An important class of tessellation models are Voronoi tessellations and their generalizations. They are generated based on a locally finite set of generators. Every point in space is then assigned to its nearest generator. The distances are measured according to some distance function. Depending on the chosen
distance function, several tessellation models can be defined. For example, the Voronoi tessellation is obtained when using the Euclidean distance. Its cells are convex polytopes. Generalizations of the Voronoi tessellation include tessellations with possibly non-convex cells with curved boundaries. 

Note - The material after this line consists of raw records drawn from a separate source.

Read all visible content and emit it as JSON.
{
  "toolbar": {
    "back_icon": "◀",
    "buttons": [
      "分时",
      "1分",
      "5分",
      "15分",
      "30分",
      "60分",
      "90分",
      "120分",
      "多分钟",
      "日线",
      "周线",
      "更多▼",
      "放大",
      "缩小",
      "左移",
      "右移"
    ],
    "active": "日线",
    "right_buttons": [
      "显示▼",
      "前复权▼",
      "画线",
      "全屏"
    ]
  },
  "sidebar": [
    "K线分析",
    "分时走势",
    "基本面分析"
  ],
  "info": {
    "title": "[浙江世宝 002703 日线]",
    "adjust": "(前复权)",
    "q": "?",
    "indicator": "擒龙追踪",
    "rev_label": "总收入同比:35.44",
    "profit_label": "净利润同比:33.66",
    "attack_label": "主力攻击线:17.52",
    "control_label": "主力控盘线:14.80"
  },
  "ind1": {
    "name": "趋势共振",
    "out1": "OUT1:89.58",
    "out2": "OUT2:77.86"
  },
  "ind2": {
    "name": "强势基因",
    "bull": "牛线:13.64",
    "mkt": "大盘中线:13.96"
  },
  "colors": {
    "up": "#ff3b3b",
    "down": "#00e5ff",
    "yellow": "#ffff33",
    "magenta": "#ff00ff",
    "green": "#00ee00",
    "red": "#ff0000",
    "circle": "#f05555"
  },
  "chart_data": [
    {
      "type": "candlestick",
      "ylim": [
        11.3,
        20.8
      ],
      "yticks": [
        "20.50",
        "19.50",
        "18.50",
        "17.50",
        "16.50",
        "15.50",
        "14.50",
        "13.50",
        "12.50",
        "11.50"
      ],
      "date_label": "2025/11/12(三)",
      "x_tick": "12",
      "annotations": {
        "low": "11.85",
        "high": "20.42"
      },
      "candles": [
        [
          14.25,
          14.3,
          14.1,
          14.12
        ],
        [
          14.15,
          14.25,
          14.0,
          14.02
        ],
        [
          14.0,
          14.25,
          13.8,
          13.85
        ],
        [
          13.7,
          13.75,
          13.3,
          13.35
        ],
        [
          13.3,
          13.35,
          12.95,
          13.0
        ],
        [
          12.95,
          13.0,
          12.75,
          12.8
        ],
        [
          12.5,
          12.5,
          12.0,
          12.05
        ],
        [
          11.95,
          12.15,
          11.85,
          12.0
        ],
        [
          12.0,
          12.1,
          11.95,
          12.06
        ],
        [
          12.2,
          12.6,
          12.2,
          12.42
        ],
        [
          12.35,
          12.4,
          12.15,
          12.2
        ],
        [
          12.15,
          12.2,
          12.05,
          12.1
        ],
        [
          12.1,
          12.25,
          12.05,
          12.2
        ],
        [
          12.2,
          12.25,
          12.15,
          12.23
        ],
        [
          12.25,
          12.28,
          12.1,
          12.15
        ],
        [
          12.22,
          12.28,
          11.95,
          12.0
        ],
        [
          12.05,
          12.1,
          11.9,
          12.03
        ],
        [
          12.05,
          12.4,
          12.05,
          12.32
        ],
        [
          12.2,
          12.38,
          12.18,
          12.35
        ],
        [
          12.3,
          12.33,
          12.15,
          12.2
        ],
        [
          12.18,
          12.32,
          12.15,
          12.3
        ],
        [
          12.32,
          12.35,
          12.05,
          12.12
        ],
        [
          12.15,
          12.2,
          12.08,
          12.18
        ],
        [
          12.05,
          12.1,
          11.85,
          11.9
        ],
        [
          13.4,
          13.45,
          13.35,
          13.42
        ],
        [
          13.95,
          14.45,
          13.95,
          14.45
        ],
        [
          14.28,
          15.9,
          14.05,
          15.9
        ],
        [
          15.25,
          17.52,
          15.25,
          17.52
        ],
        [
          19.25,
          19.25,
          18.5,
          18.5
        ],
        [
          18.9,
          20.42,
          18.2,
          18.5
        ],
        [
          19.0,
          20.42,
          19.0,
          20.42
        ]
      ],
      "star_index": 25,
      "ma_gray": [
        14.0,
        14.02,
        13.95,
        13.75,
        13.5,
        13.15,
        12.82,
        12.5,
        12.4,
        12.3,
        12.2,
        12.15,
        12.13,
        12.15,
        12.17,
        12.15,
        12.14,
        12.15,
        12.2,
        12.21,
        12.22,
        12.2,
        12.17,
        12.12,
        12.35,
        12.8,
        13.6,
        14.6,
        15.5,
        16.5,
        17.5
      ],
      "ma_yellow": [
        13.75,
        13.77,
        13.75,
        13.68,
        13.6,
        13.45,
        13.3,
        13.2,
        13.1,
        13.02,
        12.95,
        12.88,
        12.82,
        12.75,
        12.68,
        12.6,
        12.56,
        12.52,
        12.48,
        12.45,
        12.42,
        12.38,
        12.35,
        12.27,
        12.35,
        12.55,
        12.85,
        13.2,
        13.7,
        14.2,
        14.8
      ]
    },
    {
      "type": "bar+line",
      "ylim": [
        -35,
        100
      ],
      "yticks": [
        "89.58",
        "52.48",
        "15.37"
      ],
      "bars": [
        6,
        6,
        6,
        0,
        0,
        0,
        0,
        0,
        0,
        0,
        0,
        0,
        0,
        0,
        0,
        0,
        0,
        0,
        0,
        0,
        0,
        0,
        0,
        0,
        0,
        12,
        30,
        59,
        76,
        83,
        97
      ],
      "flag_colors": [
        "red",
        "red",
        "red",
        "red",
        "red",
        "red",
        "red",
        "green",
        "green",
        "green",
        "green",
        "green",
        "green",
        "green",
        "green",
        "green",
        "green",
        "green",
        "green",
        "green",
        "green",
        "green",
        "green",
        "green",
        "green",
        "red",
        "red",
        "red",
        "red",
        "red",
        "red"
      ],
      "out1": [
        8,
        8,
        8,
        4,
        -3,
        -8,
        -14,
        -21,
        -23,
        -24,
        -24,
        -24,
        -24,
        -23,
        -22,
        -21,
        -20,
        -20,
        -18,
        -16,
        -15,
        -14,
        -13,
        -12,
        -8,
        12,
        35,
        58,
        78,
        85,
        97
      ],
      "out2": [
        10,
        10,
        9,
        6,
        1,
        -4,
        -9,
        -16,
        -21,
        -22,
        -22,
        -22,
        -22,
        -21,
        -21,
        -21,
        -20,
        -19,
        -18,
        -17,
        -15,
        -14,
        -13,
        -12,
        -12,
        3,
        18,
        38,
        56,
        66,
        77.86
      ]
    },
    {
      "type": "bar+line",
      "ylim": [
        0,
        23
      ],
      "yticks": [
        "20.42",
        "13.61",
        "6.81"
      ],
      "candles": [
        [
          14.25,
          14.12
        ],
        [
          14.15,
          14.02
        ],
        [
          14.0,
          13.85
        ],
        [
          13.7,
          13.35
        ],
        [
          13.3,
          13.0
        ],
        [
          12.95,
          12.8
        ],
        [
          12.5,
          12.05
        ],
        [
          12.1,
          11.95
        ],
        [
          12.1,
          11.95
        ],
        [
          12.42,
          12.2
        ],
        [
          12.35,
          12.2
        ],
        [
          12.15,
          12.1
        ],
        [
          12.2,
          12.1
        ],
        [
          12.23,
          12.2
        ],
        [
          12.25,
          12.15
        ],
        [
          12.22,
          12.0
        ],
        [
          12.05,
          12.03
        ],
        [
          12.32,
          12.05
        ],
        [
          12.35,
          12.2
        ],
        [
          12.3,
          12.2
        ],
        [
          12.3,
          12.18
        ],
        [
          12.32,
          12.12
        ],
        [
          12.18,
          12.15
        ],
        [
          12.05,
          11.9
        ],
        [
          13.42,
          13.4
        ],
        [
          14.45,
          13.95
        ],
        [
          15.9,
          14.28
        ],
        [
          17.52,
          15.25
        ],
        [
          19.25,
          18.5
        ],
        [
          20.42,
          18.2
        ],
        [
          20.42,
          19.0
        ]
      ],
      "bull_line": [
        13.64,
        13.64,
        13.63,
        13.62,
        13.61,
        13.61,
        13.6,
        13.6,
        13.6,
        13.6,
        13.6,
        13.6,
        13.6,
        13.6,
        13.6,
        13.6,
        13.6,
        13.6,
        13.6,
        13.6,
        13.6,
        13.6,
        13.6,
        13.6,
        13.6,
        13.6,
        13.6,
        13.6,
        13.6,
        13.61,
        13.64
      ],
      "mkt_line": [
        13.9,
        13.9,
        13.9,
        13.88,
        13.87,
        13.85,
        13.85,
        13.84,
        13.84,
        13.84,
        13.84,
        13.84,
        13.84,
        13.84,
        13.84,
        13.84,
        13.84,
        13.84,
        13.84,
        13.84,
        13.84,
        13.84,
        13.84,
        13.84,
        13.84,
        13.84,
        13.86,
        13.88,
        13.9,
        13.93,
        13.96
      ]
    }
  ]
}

The goal of modelling a cellular microstructure is to define a suitable model whose realizations resemble the observed structure. Fitting the real microstructure well, in particular meeting essential geometric features like cell size and shape distributions, is crucial for the quality of predictions of macroscopic properties based on microstructural simulations. This contribution gives an overview over several modelling strategies. They can be categorized into three groups. First, parametric stochastic modelling approaches aim at fitting a parametric model to the structure, for example a Laguerre tessellation that is generated by a packing of spheres with lognormal radius distribution. Second, the goal of stochastic reconstruction is to find model realizations which are statistically equivalent to the observed structure, for example regarding the cell size and aspect ratio distributions. Third, approximation is the task of finding a set of generators such that the resulting tessellation approximates the observed structure as good as possible with respect to a suitable discrepancy measure.